为这个糟糕的标题道歉，我不知道该如何描述我的问题

我的数据集如下所示：

----------------------------------
| media_id | filename | duration |
----------------------------------
|  782363  | 000041f1 |   12577  |
----------------------------------
|  782379  | 000041f1 |   12570  |
----------------------------------
|  1449109 | 00006c9b |  530423  |
----------------------------------
|  1449160 | 00006c9b |  530420  |
----------------------------------

我想做的是匹配唯一的文件名（最多只有两行匹配），如下所示：

目的是计算持续时间和持续时间2之间的绝对差值。对于上下文，原始文件名具有不同的文件扩展名，但我已经截断了它们，因为这是我需要匹配持续时间的方式。我试图看看在is从一种格式转换为另一种格式后，fileA的持续时间是否与fileB不同

我对dplyr很熟悉，但我能想到的最好的算法是

1-Identify the unique filenames
2-Search through the filename column using grep to locate the rows where the filenames are located
3-Somehow transform, or create a new data frame, that matches the filenames.

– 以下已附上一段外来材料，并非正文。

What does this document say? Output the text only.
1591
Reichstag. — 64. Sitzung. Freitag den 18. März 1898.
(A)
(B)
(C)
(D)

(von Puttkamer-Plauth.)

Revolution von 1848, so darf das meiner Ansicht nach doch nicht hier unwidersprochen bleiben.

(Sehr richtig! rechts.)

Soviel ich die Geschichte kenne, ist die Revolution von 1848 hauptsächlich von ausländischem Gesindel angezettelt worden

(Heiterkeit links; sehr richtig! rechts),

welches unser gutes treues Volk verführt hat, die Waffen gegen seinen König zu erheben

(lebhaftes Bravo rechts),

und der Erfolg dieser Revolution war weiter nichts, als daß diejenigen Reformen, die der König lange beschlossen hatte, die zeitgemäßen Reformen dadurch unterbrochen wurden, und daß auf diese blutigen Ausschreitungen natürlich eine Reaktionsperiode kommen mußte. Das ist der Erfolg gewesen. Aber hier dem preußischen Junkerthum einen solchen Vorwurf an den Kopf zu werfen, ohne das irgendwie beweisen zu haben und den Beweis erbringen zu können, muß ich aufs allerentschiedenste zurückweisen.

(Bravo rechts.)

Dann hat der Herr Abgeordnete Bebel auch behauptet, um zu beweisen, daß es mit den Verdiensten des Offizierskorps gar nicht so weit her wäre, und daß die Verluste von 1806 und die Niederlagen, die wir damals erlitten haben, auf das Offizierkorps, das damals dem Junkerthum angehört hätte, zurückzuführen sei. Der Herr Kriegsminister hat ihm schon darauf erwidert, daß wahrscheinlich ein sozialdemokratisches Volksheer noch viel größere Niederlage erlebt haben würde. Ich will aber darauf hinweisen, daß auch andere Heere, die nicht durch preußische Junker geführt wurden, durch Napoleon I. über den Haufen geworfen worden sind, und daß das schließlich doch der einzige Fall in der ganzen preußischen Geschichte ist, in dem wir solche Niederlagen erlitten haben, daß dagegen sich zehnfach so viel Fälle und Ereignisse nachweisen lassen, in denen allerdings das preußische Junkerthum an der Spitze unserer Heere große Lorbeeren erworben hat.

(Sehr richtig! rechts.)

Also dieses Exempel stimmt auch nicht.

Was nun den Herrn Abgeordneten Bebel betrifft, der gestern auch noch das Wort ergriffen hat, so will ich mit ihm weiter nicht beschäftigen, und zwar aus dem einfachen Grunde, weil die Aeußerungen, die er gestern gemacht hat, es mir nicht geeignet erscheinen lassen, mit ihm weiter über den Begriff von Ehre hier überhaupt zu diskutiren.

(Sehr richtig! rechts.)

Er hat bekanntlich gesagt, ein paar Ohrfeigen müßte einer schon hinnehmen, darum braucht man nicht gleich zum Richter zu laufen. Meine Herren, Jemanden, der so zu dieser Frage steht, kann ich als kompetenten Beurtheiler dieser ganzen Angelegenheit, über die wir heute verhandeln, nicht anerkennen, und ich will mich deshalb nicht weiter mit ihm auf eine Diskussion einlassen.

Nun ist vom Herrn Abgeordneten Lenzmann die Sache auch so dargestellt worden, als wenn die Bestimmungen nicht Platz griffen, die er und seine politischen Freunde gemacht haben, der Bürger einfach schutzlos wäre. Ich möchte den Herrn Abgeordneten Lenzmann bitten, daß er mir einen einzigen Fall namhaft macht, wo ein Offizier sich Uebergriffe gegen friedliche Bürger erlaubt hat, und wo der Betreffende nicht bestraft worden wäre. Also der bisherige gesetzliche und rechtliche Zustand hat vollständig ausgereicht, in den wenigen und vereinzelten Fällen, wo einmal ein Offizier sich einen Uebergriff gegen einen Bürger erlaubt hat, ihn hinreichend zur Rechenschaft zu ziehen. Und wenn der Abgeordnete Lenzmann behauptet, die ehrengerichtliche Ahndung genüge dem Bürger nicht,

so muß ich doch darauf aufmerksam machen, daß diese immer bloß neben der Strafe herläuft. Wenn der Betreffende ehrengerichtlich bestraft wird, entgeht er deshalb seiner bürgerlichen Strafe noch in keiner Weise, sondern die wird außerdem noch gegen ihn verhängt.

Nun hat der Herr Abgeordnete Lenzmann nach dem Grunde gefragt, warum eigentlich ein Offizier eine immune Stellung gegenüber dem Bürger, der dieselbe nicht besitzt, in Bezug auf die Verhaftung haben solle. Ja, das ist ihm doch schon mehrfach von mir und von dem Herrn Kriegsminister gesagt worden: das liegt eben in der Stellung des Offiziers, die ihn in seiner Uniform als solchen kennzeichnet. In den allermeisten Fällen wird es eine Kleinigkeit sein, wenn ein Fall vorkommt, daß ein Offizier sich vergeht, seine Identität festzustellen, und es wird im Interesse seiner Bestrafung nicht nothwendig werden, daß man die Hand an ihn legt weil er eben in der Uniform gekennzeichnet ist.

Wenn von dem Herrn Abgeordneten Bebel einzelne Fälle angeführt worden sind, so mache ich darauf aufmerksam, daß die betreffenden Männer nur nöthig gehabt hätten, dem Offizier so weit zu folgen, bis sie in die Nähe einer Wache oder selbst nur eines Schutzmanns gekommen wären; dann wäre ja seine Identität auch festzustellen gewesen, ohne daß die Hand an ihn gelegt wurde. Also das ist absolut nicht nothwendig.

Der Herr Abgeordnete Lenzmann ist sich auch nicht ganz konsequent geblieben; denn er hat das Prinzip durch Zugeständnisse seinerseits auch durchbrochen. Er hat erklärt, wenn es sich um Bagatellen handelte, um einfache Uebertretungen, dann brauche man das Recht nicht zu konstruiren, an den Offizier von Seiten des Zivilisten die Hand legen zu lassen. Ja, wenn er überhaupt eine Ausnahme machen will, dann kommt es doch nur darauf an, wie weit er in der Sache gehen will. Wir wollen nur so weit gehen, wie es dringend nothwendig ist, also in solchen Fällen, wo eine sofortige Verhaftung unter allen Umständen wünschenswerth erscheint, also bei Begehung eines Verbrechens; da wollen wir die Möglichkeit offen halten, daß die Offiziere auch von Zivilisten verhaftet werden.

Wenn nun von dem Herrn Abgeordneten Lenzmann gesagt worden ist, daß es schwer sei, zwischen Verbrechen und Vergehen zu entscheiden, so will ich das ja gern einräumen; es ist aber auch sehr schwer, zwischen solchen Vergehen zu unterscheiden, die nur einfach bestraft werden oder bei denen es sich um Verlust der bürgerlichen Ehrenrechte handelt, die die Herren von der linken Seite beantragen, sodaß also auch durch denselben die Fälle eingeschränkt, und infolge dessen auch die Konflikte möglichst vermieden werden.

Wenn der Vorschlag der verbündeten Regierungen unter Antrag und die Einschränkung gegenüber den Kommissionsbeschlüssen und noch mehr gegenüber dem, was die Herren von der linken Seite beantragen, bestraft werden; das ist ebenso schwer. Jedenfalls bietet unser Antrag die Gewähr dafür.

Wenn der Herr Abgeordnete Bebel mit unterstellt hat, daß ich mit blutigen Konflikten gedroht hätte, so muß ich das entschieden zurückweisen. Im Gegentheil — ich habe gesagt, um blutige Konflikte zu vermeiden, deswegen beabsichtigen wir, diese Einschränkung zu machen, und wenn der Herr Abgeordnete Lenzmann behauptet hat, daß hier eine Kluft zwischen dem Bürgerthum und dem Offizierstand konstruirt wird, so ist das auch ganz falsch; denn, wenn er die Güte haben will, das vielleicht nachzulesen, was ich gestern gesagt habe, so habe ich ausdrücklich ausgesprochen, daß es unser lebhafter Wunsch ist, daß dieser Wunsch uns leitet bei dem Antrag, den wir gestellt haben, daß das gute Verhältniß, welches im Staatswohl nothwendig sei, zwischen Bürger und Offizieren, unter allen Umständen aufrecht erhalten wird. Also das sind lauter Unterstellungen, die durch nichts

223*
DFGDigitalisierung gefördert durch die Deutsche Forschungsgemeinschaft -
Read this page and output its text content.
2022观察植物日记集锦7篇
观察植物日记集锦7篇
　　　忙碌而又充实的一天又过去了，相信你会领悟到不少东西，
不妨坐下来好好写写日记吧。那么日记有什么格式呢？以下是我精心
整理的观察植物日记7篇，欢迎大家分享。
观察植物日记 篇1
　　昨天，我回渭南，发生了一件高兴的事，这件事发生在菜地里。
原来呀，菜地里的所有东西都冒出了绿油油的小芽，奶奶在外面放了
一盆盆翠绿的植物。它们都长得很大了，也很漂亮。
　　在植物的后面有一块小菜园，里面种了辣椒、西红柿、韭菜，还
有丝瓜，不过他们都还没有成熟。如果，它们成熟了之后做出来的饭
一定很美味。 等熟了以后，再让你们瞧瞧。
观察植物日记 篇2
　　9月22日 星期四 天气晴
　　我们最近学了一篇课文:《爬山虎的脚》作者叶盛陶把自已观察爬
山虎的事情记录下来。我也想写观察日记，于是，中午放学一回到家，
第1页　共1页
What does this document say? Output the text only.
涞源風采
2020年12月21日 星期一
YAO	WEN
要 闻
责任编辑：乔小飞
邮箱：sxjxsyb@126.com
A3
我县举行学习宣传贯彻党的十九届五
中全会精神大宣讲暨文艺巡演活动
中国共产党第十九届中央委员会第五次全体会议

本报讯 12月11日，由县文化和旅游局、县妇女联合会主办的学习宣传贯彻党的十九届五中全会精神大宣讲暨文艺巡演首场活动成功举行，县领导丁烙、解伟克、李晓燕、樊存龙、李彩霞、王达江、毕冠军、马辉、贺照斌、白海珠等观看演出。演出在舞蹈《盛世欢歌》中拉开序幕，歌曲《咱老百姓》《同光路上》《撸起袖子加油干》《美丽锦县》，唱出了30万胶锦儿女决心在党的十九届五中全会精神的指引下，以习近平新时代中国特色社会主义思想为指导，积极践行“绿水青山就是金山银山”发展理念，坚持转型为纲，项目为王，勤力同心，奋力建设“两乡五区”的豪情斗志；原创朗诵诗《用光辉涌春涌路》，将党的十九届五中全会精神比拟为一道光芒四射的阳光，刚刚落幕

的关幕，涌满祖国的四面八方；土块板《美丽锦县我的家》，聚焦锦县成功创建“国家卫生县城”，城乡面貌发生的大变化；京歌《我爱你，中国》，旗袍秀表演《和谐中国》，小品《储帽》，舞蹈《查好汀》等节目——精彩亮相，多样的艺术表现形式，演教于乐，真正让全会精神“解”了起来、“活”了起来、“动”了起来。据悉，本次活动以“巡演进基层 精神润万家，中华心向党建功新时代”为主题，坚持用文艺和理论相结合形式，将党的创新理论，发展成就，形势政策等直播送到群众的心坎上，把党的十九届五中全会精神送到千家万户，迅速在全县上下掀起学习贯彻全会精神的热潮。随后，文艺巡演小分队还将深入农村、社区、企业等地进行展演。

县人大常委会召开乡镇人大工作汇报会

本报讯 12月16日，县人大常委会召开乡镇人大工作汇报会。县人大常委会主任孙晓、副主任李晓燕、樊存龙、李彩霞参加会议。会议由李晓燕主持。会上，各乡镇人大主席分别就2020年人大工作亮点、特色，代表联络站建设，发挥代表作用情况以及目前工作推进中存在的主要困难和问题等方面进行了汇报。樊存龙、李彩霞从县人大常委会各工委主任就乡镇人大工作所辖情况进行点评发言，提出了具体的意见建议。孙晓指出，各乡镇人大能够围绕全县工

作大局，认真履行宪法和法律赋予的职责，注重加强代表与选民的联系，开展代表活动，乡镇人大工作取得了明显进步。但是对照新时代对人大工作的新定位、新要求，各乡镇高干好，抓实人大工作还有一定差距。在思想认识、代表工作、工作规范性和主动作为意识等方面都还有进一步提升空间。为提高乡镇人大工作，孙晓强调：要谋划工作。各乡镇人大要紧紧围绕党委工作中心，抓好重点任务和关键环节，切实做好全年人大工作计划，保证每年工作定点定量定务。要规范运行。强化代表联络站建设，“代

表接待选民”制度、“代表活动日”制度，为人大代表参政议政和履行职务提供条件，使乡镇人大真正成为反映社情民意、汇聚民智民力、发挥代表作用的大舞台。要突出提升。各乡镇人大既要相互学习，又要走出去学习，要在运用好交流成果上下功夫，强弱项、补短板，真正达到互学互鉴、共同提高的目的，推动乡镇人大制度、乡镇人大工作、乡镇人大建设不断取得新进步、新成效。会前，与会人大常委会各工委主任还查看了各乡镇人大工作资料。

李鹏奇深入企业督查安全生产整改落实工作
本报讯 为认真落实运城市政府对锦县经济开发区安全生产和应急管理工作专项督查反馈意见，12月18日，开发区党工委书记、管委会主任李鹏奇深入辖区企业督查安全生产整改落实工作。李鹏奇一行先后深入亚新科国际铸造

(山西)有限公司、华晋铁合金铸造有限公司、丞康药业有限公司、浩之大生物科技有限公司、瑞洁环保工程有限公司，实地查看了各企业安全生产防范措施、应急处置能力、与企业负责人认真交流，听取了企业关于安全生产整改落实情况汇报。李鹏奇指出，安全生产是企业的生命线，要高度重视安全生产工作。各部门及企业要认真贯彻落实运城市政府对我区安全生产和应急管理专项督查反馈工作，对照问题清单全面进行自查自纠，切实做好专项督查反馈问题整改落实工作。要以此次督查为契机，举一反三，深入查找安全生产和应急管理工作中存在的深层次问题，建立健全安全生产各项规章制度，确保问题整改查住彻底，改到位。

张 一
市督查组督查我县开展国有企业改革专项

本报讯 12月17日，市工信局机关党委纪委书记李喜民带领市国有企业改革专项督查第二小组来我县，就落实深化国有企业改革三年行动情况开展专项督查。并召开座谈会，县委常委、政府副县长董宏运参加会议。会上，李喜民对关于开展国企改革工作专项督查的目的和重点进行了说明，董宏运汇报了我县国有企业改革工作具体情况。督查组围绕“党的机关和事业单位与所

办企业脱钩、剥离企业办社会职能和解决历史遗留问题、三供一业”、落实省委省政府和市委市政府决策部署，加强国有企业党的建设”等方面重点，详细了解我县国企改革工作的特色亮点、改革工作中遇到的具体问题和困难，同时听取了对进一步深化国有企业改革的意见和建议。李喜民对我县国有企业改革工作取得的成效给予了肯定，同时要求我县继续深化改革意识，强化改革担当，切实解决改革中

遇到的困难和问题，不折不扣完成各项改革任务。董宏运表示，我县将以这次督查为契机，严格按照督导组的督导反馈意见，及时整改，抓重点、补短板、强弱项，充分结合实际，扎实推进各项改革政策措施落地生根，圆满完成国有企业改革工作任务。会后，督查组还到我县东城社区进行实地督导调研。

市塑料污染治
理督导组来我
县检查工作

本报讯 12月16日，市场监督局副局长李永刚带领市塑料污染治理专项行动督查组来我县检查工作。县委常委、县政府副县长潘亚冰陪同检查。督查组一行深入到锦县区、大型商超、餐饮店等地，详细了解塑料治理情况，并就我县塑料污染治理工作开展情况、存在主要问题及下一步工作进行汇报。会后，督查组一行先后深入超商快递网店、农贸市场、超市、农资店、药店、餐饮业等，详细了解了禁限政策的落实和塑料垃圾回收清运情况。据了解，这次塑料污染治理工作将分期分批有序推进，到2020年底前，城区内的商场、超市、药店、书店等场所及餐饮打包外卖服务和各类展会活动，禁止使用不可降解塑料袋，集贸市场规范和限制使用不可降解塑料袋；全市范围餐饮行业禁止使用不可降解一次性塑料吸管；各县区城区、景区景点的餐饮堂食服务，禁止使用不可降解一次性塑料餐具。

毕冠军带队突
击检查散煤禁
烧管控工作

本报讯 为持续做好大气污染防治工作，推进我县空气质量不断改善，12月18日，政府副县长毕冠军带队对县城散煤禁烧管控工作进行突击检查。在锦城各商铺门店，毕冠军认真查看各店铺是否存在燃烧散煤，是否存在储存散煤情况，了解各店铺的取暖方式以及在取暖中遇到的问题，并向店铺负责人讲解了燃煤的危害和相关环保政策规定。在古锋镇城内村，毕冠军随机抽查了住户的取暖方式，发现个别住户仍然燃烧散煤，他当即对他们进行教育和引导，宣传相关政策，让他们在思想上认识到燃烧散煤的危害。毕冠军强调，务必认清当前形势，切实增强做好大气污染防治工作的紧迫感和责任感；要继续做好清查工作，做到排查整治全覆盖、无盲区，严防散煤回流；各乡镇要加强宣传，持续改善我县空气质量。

有什么想法/建议吗？数据集将有大约100万行，因此理想情况下，我需要一些性能相当好的数据。

您还必须重新塑造数据集

library(dplyr)
library(tidyr)

data_frame(
  media_id = c(782363, 782379, 1449109, 1449160),
  filename = c("000041f1", "000041f1", "00006c9b", "00006c9b"),
  duration = c(12577, 12570, 530423, 530420) ) %>%
    group_by(filename) %>%
    mutate(sub_group = 1:n()) %>%
    gather(variable, value, -filename, -sub_group) %>%
    unite(new_variable, variable, sub_group) %>%
    spread(new_variable, value) %>%
    mutate(duration.difference = duration_1 - duration_2)

dplyr

之外的另一个选项是使用

reformae2

的

dcast

。它本质上是一个未熔化/枢轴功能

library(reshpape2)
df <- data.frame(
  media_id = c(782363, 782379, 1449109, 1449160),
  filename = c("000041f1", "000041f1", "00006c9b", "00006c9b"),
  duration = c(12577, 12570, 530423, 530420))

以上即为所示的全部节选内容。